Many ecological, behavioral, and macro evolutionary studies could benefit from some "molecular biology," but it's often difficult for researchers to gain access to the methods, materials, and machines needed. It's our hope that the department and I can facilitate these approaches for students in the Princeton EEB department, by developing a molecular biology facility for their use.
     It's not uncommon for an EEB student to need to do "a little" molecular biology, to compliment a thesis project that is, for example, mostly behavioral. But most EEB labs don't have the significant investment in equipment, let alone the expertise, to help these students out. So, EEB has designated lab space, funding for equipment, and salary for a part time "director" to keep the facility up to specs and offer hands-on training (that's me). I also know how to run the autoclaves. Ongoing studies include paternity determination in zebras and orb spiders, mapping a polymorphic developmental trait in aphids, and studying population structure in cicadas and trematodes.
     We originally envisioned this as a specifically molecular genetic facility: the isolation, amplification, and analyses of DNA. Thus, I've invested in PCR machines, a PCR clean hood, gel boxes, and a gel visualization set-up; and I have contacts with sequencing centers and the Princeton microarray facility. But its become clear that the availability of multi-channel pipettes, microplate technology, and various incubators is helpful to students who are not all doing explicitly DNA work.
     In particular, the ability to increase throughput is driving much of molecular biology, and I think is as important to ecology as it is to genomics. A student is now measuring the antibody responses of birds in a 96 well format. I'm interested in working to semi-automate the various assays that students as using.
     The newest lab acquisition is a LI-COR 4300 DNA analyzer http://www.licor.com/bio/4300/4300.jsp. Half the price of the instrument was provided by a grant from LI-COR, that they give to schools that will use the LI-COR for undergraduate teaching. We have only just finished our on-site training, and are getting our first usable data. I imagine the LI-COR’s greatest strength for us will be the ability to do lots of microsatellite and AFLP analyses.      In addition to being in charge of the facility, I'm a postdoc in Laura Landweber's lab, where my interests are in the molecular evolution of protists (ciliated protozoa in particular), the evolution of transposons in their host's genomes, and the application of genomics to protist biology. But my upbringing has been in mixed biology departments, and I can generally talk that talk (my brother Dan http://bio.research.ucsc.edu/people/doaklab and sister Pat http://mercury.bio.uaf.edu/~pat_doak are both ecologists). I expect to be interested in students' projects (so far I have been), and able to make intellectual contributions along the way.
     I've been at Princeton since August 2003, and the lab is coming together nicely. All the basic equipment is purchased and set up, and with students using various aspects of the lab, it's becoming clear what else we need to purchase. There are now undergraduates, graduates, and postdocs using the facilities. If I can address any specific questions about the facility, write and ask!                                                                                                     Tom Doak
Fig. 1. Benches of Pipettes. Pipettes are the heart of molecular biology, which is all done in microliters (unless you’ve moved on to nanodrops). The little plant is an orchid, a Dendrobium kingianum. I haven't included a pile of gel boxes, but imagine them just out of frame.

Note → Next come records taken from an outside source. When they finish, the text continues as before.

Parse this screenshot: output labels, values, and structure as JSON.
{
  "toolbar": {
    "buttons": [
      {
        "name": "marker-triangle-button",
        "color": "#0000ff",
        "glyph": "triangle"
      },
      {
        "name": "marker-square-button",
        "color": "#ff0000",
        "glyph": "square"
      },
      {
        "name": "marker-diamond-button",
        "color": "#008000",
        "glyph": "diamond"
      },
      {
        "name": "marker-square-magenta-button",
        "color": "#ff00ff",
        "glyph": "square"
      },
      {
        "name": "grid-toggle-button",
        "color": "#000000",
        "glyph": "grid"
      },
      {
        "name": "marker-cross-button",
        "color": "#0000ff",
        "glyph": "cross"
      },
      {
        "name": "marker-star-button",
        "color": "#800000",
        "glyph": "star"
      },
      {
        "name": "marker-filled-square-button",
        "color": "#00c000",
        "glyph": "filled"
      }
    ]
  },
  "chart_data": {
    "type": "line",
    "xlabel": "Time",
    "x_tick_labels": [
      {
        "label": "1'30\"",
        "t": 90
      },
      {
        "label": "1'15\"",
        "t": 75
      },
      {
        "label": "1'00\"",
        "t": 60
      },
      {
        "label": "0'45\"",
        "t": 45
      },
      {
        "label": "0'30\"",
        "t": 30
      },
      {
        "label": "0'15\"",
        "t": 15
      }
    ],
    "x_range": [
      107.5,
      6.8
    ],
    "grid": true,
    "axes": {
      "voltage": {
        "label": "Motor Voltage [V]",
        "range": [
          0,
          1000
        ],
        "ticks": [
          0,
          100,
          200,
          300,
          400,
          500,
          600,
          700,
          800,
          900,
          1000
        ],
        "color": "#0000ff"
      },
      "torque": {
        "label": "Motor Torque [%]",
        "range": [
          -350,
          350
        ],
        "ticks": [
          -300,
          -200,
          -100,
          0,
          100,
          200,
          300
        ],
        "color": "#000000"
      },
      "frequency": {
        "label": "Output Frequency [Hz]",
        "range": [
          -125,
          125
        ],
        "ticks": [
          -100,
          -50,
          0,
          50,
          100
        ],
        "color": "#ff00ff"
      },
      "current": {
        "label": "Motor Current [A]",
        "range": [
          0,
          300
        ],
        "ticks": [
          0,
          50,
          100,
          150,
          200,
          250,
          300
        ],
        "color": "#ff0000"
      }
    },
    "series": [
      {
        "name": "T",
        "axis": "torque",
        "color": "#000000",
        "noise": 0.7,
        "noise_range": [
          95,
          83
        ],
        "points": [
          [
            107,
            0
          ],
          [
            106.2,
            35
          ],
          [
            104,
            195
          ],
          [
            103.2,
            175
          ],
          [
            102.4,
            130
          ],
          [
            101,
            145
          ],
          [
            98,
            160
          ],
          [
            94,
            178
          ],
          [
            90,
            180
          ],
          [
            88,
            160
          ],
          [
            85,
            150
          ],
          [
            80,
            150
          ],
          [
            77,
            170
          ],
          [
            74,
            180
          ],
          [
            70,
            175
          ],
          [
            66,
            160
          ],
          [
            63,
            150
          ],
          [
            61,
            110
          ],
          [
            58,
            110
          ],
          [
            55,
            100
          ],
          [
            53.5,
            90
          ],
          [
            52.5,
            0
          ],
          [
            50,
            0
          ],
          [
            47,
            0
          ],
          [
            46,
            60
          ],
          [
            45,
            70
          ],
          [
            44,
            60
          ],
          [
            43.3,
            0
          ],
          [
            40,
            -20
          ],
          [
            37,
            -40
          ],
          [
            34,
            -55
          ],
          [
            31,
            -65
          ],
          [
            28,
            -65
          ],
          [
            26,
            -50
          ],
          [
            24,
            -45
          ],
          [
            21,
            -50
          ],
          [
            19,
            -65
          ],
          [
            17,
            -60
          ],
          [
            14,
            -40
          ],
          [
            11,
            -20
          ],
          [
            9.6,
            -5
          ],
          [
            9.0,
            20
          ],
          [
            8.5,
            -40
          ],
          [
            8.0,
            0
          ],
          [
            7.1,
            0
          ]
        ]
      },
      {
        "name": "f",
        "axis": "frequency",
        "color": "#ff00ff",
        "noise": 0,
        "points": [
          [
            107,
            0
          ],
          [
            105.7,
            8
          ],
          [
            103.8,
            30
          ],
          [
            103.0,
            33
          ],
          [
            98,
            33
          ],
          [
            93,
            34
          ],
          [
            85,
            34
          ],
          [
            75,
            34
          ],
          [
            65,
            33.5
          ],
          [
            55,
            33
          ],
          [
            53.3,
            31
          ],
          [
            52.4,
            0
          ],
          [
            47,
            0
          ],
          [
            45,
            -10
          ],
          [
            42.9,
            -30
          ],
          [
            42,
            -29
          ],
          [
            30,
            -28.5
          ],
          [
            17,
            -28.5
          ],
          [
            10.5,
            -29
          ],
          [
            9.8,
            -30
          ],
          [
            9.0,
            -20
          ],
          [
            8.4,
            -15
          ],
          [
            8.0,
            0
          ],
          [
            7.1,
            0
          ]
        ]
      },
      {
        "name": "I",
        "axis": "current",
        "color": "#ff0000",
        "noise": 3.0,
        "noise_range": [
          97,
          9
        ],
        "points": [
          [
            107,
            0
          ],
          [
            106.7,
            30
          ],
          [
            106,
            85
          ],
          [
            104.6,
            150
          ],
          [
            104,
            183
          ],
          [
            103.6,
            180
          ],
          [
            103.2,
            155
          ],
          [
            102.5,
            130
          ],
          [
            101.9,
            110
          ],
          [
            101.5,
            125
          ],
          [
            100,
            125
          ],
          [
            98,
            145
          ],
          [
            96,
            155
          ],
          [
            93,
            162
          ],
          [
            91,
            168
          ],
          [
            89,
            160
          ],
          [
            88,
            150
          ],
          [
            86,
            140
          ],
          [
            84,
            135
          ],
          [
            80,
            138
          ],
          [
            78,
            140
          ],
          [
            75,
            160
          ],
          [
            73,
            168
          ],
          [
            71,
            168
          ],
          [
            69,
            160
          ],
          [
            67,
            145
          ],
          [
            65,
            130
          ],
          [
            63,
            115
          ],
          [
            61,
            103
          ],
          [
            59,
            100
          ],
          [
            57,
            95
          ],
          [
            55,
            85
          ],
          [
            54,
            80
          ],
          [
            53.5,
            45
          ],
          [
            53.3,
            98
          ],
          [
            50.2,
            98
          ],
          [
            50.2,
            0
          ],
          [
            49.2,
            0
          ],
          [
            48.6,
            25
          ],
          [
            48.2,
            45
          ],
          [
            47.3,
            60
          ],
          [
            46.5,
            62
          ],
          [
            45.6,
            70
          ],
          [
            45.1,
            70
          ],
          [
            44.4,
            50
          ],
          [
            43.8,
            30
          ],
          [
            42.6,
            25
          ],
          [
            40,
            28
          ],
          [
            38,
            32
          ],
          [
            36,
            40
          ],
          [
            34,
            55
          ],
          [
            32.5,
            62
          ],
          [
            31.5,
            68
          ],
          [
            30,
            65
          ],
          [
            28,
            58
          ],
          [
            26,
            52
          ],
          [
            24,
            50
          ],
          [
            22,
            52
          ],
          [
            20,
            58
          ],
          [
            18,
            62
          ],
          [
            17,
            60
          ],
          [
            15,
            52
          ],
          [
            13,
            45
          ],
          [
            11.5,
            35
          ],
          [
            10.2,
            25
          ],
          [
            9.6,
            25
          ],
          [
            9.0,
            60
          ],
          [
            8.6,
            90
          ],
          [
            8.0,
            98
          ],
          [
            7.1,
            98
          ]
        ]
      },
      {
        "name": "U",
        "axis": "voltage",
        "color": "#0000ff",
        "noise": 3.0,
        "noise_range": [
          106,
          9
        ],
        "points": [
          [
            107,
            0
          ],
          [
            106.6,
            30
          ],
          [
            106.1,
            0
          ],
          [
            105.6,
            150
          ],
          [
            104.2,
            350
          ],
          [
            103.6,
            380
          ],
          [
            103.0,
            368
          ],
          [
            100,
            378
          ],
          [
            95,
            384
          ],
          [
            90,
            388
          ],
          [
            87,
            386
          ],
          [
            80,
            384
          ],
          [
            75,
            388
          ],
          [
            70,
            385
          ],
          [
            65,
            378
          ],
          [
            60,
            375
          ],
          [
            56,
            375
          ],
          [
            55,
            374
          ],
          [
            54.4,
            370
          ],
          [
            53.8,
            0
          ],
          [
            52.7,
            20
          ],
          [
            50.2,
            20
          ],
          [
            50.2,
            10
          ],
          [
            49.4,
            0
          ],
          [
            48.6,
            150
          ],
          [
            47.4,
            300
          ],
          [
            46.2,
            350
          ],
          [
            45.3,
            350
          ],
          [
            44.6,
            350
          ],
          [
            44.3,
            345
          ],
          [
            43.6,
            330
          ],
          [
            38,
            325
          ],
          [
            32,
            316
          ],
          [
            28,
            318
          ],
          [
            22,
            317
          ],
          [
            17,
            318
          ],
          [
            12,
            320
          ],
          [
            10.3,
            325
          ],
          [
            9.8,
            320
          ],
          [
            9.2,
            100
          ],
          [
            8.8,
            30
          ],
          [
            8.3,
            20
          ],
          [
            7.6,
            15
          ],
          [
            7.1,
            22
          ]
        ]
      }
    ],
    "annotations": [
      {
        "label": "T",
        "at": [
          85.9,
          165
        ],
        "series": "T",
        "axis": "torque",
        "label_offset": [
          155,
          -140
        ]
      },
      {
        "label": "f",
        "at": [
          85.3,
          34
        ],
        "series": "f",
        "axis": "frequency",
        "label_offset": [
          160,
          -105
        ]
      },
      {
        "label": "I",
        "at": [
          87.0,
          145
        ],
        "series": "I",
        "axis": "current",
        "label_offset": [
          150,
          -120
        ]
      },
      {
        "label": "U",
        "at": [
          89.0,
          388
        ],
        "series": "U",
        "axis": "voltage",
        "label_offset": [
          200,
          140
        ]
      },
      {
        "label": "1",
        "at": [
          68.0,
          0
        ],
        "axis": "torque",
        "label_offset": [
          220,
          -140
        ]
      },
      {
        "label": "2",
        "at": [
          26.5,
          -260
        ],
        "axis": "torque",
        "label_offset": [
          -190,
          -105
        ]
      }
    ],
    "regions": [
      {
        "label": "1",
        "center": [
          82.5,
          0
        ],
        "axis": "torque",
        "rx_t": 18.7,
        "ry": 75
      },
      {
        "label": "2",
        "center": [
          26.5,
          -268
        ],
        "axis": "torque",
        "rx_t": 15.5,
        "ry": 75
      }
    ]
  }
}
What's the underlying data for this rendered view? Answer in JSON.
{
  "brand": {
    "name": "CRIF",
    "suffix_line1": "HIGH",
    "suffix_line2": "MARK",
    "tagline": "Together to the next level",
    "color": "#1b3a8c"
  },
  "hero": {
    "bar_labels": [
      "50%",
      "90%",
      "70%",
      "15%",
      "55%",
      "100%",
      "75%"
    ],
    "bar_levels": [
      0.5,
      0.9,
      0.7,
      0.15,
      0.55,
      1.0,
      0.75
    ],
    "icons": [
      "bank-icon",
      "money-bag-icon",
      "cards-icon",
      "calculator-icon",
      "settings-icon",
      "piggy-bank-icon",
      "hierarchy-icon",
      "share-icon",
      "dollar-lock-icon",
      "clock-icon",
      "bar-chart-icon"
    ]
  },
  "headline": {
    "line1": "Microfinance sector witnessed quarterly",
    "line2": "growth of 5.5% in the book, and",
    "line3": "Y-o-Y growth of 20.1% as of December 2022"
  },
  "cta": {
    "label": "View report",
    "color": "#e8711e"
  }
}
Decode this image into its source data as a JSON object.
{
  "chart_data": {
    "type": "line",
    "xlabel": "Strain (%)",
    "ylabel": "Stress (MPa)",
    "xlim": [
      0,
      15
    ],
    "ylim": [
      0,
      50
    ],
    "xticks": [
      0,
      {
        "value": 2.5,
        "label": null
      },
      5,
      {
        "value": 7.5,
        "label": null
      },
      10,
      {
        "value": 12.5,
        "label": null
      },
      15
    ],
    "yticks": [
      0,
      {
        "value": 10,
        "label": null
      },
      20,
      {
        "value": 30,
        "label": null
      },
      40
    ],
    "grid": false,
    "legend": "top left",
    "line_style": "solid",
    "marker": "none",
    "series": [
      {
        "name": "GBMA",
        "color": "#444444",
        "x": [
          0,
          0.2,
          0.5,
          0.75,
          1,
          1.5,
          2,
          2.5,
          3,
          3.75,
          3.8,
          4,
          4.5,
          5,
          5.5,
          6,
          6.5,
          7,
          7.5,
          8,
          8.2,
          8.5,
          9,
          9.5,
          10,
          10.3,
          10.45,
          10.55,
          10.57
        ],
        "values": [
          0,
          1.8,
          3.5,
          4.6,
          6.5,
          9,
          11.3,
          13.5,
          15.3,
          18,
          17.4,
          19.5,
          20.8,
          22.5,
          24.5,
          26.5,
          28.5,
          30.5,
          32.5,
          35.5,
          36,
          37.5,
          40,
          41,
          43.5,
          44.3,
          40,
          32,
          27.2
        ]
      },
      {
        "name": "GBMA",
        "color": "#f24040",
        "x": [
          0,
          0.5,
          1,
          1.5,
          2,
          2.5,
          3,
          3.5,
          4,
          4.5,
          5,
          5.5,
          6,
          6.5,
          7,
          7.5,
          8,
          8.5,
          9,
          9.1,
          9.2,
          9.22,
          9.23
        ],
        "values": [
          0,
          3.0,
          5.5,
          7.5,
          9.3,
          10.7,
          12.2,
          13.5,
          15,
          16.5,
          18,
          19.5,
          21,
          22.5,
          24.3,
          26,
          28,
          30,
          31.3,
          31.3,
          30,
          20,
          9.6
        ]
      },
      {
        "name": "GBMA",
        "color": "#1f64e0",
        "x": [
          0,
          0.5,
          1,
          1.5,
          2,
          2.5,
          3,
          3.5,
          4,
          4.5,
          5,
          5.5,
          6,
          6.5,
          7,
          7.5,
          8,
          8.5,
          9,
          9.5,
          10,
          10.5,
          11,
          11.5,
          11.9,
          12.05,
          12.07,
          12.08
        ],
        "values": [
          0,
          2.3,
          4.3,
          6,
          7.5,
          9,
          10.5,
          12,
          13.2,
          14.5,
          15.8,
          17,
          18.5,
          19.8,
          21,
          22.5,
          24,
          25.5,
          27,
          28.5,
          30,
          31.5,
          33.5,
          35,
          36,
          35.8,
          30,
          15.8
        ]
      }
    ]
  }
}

Fig. 2. Kodak Gel Documentation. Gel documentation is important, but is it important enough that this is the most expensive purchase I’ve made: just to take a picture of a gel? It may well be useful for other things as well; keep it in mind. Kelly has been taking nice pictures of immunoassays with it.

Fig. 3. Hybridization oven. It heats, it rocks, it rotates. We have a variety of other incubators, ovens and water baths, but this one is brand new.

Fig. 4. Thermocyclers/clean hood. We have two basic PCR machines (real-time cyclers are available in MolBio). There are various blocks available, and 96 well plates are accommodated. While thermocyclers are rather specialized, the clean/sterile hood in the background may have applications beyond setting up PCR reactions. It should be adequate for lite tissue culture, bacteriology, sterile germination of orchid seed, etc.

Fig. 5. Tom Doak. This is me, and the office I share with Laurence Gesquiere, who runs Jeanne Altmann's hormone assay facilities <http://www.eeb.princeton.edu/FACILITIES/endo.html>. She and I share a large lab space with John Bonner, the grand man of Dictyostelium (that's cellular slime mold).

Fig. 6. Dictionaries. Language is never far way.